佐賀県へ申し入れ書を提出した全国子宮頸がんワクチン被害者連絡会福岡県支部長の梅本邦子さん=県庁

 子宮頸がん予防ワクチンの接種後に全身の痛みやしびれなど副作用が報告されている問題で、患者らでつくる全国子宮頸がんワクチン被害者連絡会の福岡県支部など4団体が19日、佐賀県へ被害救済の申し入れ書を提出した。被害者の思いを聞く場を設けることや、就労・進学支援など8項目を要望している。

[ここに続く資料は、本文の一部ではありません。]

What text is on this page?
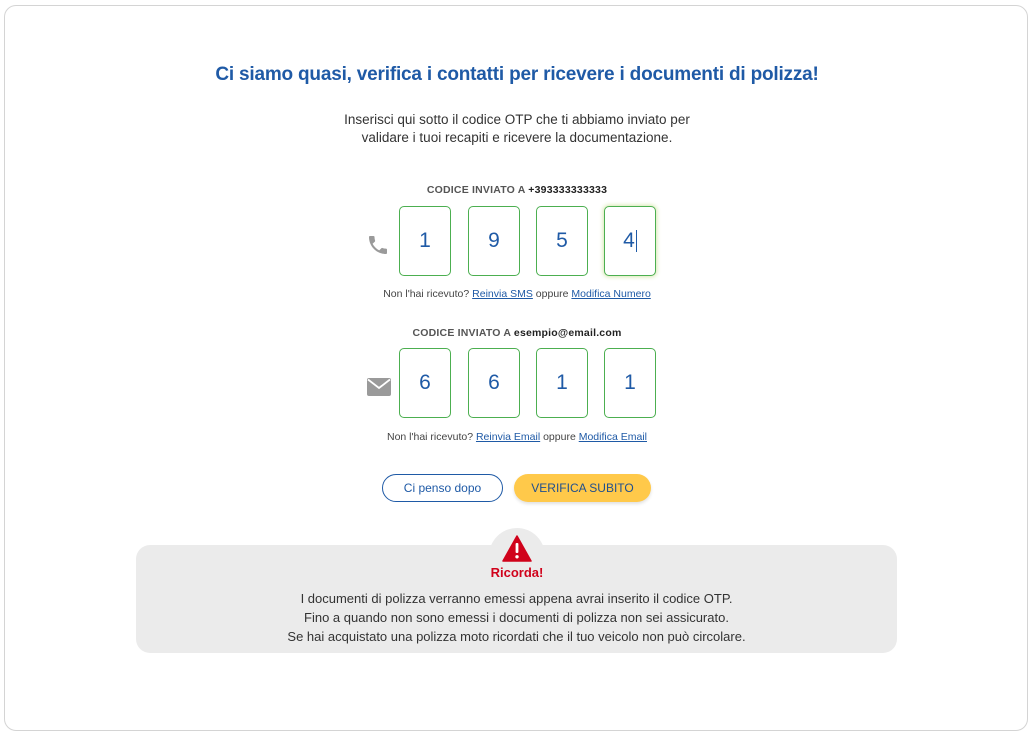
Ci siamo quasi, verifica i contatti per ricevere i documenti di polizza!
Inserisci qui sotto il codice OTP che ti abbiamo inviato per
validare i tuoi recapiti e ricevere la documentazione.
CODICE INVIATO A +393333333333
1	9	5	4
Non l'hai ricevuto? Reinvia SMS oppure Modifica Numero
CODICE INVIATO A esempio@email.com
6	6	1	1
Non l'hai ricevuto? Reinvia Email oppure Modifica Email
Ci penso dopo	VERIFICA SUBITO
Ricorda!
I documenti di polizza verranno emessi appena avrai inserito il codice OTP.
Fino a quando non sono emessi i documenti di polizza non sei assicurato.
Se hai acquistato una polizza moto ricordati che il tuo veicolo non può circolare.
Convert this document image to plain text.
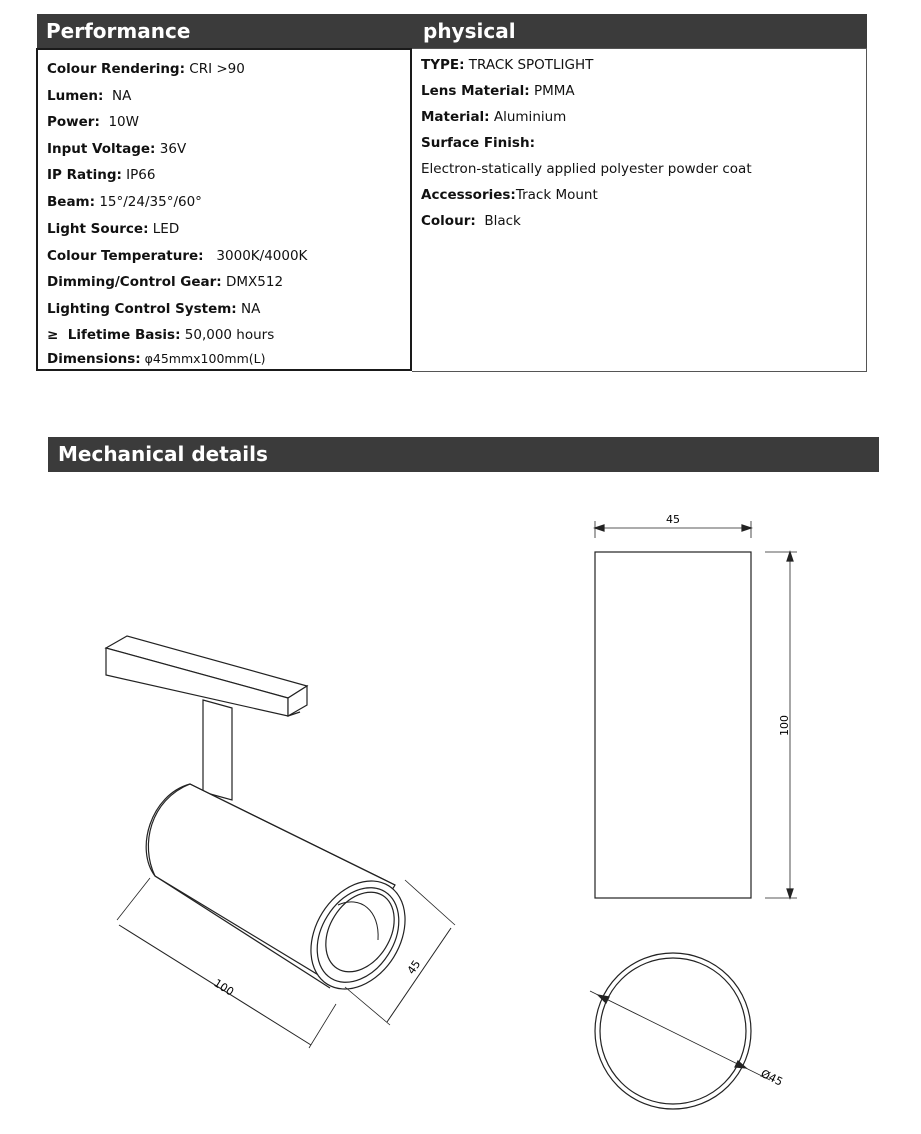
Performance	physical
Colour Rendering: CRI >90
Lumen:  NA
Power:  10W
Input Voltage: 36V
IP Rating: IP66
Beam: 15°/24/35°/60°
Light Source: LED
Colour Temperature:   3000K/4000K
Dimming/Control Gear: DMX512
Lighting Control System: NA
≥  Lifetime Basis: 50,000 hours
Dimensions: φ45mmx100mm(L)
TYPE: TRACK SPOTLIGHT
Lens Material: PMMA
Material: Aluminium
Surface Finish:
Electron-statically applied polyester powder coat
Accessories:Track Mount
Colour:  Black
Mechanical details
100
45
45
100
Ø45
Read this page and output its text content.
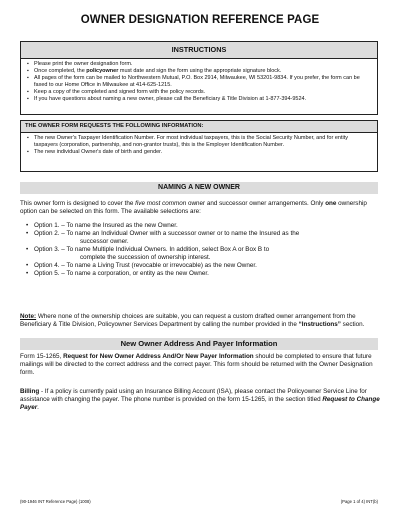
OWNER DESIGNATION REFERENCE PAGE
INSTRUCTIONS
▪ Please print the owner designation form.
▪ Once completed, the policyowner must date and sign the form using the appropriate signature block.
▪ All pages of the form can be mailed to Northwestern Mutual, P.O. Box 2914, Milwaukee, WI 53201-9834. If you prefer, the form can be faxed to our Home Office in Milwaukee at 414-625-1215.
▪ Keep a copy of the completed and signed form with the policy records.
▪ If you have questions about naming a new owner, please call the Beneficiary & Title Division at 1-877-394-9524.
THE OWNER FORM REQUESTS THE FOLLOWING INFORMATION:
▪ The new Owner's Taxpayer Identification Number. For most individual taxpayers, this is the Social Security Number, and for entity taxpayers (corporation, partnership, and non-grantor trusts), this is the Employer Identification Number.
▪ The new individual Owner's date of birth and gender.
NAMING A NEW OWNER

This owner form is designed to cover the five most common owner and successor owner arrangements. Only one ownership option can be selected on this form. The available selections are:

• Option 1. – To name the Insured as the new Owner.
• Option 2. – To name an Individual Owner with a successor owner or to name the Insured as the
successor owner.
• Option 3. – To name Multiple Individual Owners. In addition, select Box A or Box B to
complete the succession of ownership interest.
• Option 4. – To name a Living Trust (revocable or irrevocable) as the new Owner.
• Option 5. – To name a corporation, or entity as the new Owner.

Note: Where none of the ownership choices are suitable, you can request a custom drafted owner arrangement from the Beneficiary & Title Division, Policyowner Services Department by calling the number provided in the “Instructions” section.

New Owner Address And Payer Information

Form 15-1265, Request for New Owner Address And/Or New Payer Information should be completed to ensure that future mailings will be directed to the correct address and the correct payer. This form should be returned with the Owner Designation form.

Billing - If a policy is currently paid using an Insurance Billing Account (ISA), please contact the Policyowner Service Line for assistance with changing the payer. The phone number is provided on the form 15-1265, in the section titled Request to Change Payer.

(90-1946 INT Reference Page) (1008)	(Page 1 of 4) INT(b)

 佐賀県に支部はないが、支援する「子宮頸がんワクチン被害を考える佐賀県民の会」が8月に発足する。

 子宮頸がんワクチンは2010年11月から13年3月まで任意接種期間で、以降は小学6年から高校1年相当の女子を対象に定期接種対象となった。厚労省が13年6月に積極的な接種勧奨を中止勧告した後は利用者が減少し、県内では今年3月までに1万8530人が接種した。県内では4人に副作用が出て、うち1人は回復していないという。

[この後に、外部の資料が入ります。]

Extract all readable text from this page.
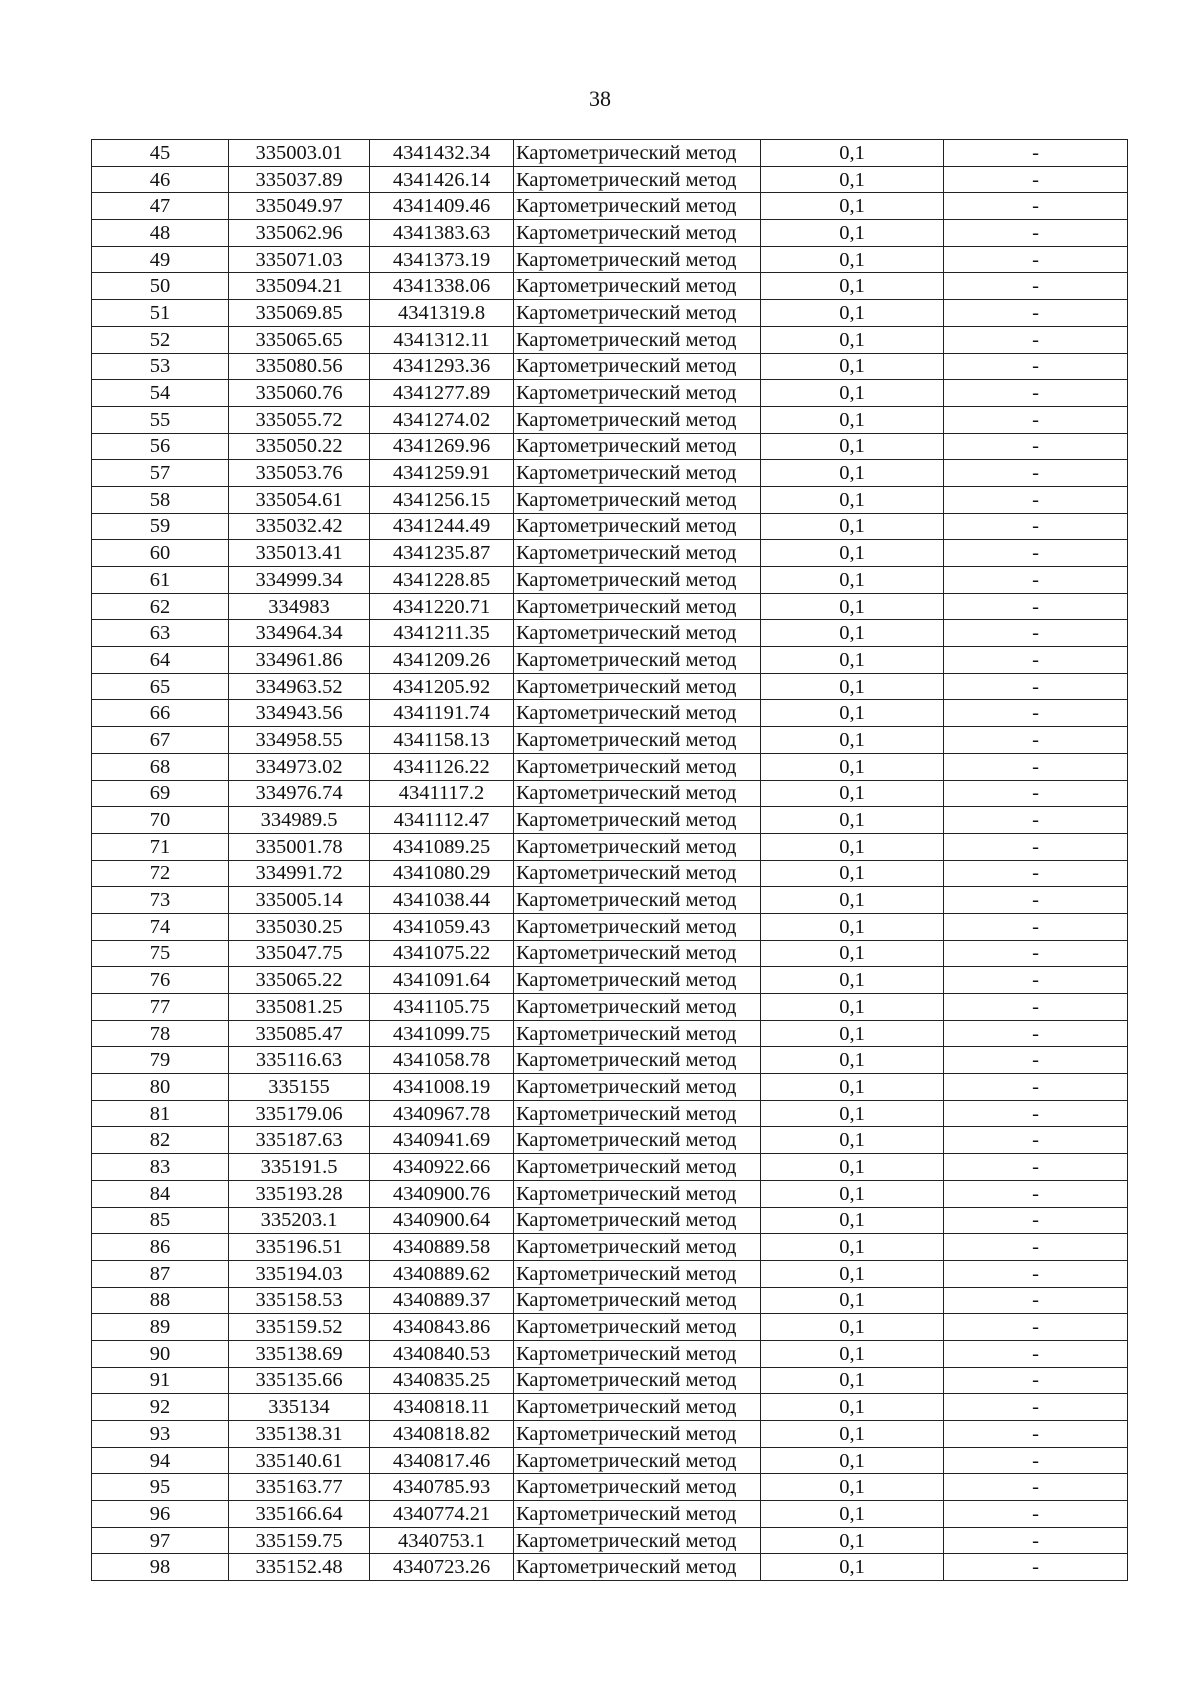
38
45	335003.01	4341432.34	Картометрический метод	0,1	-
46	335037.89	4341426.14	Картометрический метод	0,1	-
47	335049.97	4341409.46	Картометрический метод	0,1	-
48	335062.96	4341383.63	Картометрический метод	0,1	-
49	335071.03	4341373.19	Картометрический метод	0,1	-
50	335094.21	4341338.06	Картометрический метод	0,1	-
51	335069.85	4341319.8	Картометрический метод	0,1	-
52	335065.65	4341312.11	Картометрический метод	0,1	-
53	335080.56	4341293.36	Картометрический метод	0,1	-
54	335060.76	4341277.89	Картометрический метод	0,1	-
55	335055.72	4341274.02	Картометрический метод	0,1	-
56	335050.22	4341269.96	Картометрический метод	0,1	-
57	335053.76	4341259.91	Картометрический метод	0,1	-
58	335054.61	4341256.15	Картометрический метод	0,1	-
59	335032.42	4341244.49	Картометрический метод	0,1	-
60	335013.41	4341235.87	Картометрический метод	0,1	-
61	334999.34	4341228.85	Картометрический метод	0,1	-
62	334983	4341220.71	Картометрический метод	0,1	-
63	334964.34	4341211.35	Картометрический метод	0,1	-
64	334961.86	4341209.26	Картометрический метод	0,1	-
65	334963.52	4341205.92	Картометрический метод	0,1	-
66	334943.56	4341191.74	Картометрический метод	0,1	-
67	334958.55	4341158.13	Картометрический метод	0,1	-
68	334973.02	4341126.22	Картометрический метод	0,1	-
69	334976.74	4341117.2	Картометрический метод	0,1	-
70	334989.5	4341112.47	Картометрический метод	0,1	-
71	335001.78	4341089.25	Картометрический метод	0,1	-
72	334991.72	4341080.29	Картометрический метод	0,1	-
73	335005.14	4341038.44	Картометрический метод	0,1	-
74	335030.25	4341059.43	Картометрический метод	0,1	-
75	335047.75	4341075.22	Картометрический метод	0,1	-
76	335065.22	4341091.64	Картометрический метод	0,1	-
77	335081.25	4341105.75	Картометрический метод	0,1	-
78	335085.47	4341099.75	Картометрический метод	0,1	-
79	335116.63	4341058.78	Картометрический метод	0,1	-
80	335155	4341008.19	Картометрический метод	0,1	-
81	335179.06	4340967.78	Картометрический метод	0,1	-
82	335187.63	4340941.69	Картометрический метод	0,1	-
83	335191.5	4340922.66	Картометрический метод	0,1	-
84	335193.28	4340900.76	Картометрический метод	0,1	-
85	335203.1	4340900.64	Картометрический метод	0,1	-
86	335196.51	4340889.58	Картометрический метод	0,1	-
87	335194.03	4340889.62	Картометрический метод	0,1	-
88	335158.53	4340889.37	Картометрический метод	0,1	-
89	335159.52	4340843.86	Картометрический метод	0,1	-
90	335138.69	4340840.53	Картометрический метод	0,1	-
91	335135.66	4340835.25	Картометрический метод	0,1	-
92	335134	4340818.11	Картометрический метод	0,1	-
93	335138.31	4340818.82	Картометрический метод	0,1	-
94	335140.61	4340817.46	Картометрический метод	0,1	-
95	335163.77	4340785.93	Картометрический метод	0,1	-
96	335166.64	4340774.21	Картометрический метод	0,1	-
97	335159.75	4340753.1	Картометрический метод	0,1	-
98	335152.48	4340723.26	Картометрический метод	0,1	-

 この日は、被害者連絡会の梅本邦子福岡県支部長らが、県庁で山口祥義知事と古谷宏教育長宛の申し入れ書を担当部局に手渡し、文書での回答を求めた。要望では、独自に被害者へのヒアリングをし実態調査などを求めている。

 18歳の娘が副作用で苦しんでいるという梅本さんは「頭痛や吐き気など体に変調をきたした状態で生活している。ワクチンを打って数カ月や数年たって体調不良になることも多い。被害の実態を少しでも知ってもらえれば」と語った。